The accompanying financial statements reflect all adjustments, consisting of normally recurring accruals, which in the opinion of management are necessary for a fair presentation, in all material respects, of the information contained therein. Intercompany balances and transactions have been eliminated in consolidation. Certain reclassifications have been made to the prior year financial information to conform to the current year presentation.

Recent Developments

On December 21, 2020, MDC and Stagwell entered into a definitive transaction agreement (as amended on June 4, 2021 and as of July 8, 2021, the “Transaction Agreement”) providing for the combination of MDC with the subsidiaries of Stagwell that own and operate a portfolio of marketing services companies (the “Stagwell Entities”). The combination and related transactions, including the domestication of MDC to a Delaware corporation, are referred to as the “Transactions.” See “Item 1. Business – Recent Developments” in the Company’s Annual Report on Form 10-K for the year ended December 31, 2020, filed on March 16, 2021, for a description of the Transactions.

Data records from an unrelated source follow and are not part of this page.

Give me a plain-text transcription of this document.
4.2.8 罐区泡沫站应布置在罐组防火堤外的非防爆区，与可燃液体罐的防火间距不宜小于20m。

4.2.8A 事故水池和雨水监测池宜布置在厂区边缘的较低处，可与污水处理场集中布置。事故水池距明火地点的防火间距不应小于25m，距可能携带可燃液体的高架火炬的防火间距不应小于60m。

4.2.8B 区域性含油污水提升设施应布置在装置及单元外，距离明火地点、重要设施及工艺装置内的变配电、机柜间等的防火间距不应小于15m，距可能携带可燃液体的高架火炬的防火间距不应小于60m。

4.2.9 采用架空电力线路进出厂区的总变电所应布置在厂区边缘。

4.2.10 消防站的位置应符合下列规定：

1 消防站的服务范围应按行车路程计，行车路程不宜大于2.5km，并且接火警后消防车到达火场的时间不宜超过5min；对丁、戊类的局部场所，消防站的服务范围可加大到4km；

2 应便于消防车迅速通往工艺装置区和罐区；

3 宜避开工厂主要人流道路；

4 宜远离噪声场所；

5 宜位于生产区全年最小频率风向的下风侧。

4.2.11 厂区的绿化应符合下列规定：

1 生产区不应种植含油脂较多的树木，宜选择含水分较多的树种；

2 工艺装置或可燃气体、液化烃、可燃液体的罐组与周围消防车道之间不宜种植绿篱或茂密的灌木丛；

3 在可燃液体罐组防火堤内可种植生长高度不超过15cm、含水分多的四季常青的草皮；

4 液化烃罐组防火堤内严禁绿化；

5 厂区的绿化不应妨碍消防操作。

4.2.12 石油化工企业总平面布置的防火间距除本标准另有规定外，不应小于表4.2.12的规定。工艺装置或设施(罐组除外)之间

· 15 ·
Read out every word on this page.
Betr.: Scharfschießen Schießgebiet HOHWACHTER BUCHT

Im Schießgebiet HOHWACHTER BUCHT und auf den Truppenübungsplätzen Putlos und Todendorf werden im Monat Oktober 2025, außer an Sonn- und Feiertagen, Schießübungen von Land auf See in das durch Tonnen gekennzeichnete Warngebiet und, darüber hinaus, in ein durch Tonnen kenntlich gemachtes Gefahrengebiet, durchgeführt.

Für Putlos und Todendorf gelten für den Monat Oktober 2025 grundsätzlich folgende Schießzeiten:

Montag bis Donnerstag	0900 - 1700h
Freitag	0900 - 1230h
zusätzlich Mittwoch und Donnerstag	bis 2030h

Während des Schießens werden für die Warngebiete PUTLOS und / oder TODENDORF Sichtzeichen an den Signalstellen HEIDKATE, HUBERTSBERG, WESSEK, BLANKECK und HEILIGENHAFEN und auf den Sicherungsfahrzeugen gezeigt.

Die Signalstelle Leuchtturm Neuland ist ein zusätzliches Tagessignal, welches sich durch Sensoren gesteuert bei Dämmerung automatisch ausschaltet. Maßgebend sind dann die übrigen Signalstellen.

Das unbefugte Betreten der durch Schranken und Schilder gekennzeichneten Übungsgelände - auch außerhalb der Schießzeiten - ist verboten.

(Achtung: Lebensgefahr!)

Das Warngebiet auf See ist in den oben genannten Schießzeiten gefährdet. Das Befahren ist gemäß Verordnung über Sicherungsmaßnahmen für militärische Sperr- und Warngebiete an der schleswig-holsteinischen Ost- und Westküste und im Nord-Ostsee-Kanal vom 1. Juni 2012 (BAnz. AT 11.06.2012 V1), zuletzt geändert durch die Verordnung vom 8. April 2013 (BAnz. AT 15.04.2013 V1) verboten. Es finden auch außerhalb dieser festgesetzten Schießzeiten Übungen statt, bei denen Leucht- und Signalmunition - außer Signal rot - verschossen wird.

On July 26, 2021, the Company’s shareholders approved the Transactions, and on August 2, 2021 (the effective date), the combined company began to conduct business as Stagwell Inc. On August 3, 2021, Stagwell Inc. began to trade on the NASDAQ Stock Exchange under the ticker symbol STGW.

On July 26, 2021, the Company sent a notice of redemption to the holders of its 7.50% senior notes due 2024 (the “Senior Notes”). The redemption date is scheduled for August 20, 2021 at a redemption price equal to 101.625% of the outstanding principal amount of the Senior Notes being redeemed (the “Redemption Price”), plus, accrued and unpaid interest on the principal amount of such Senior Notes (the “Redemption Payment”). The Redemption Payment is approximately $904 million,
consisting of the Redemption Price of approximately $884 million (principal of $870 million and a premium of $14 million) and accrued and unpaid interest of approximately $20 million.

On August 2, 2021, the Company repaid the total amount outstanding and terminated its revolving credit facility due February 3, 2022.

The plan to redeem the Senior Notes and the termination of the revolving credit facility were initiated in connection with the closing of the Transactions and the plan to refinance the liquidity position of the combined company.

On July 8, 2021, the Company entered into agreements with Stagwell and affiliates of The Goldman Sachs Group amending certain terms of their preference shares (see Note 10 of the Notes to the Unaudited Condensed Consolidated Financial Statements), which, among other things, reduced the accretion rate on the base liquidation preference of the combined company to zero percent per annum from and after the date that is two business days following the closing of the combination until the one year anniversary thereof.

As the information provided throughout this report is historical, it primarily reflects information about the Company as of June 30, 2021, without giving effect to the Transactions or the Stagwell Entities.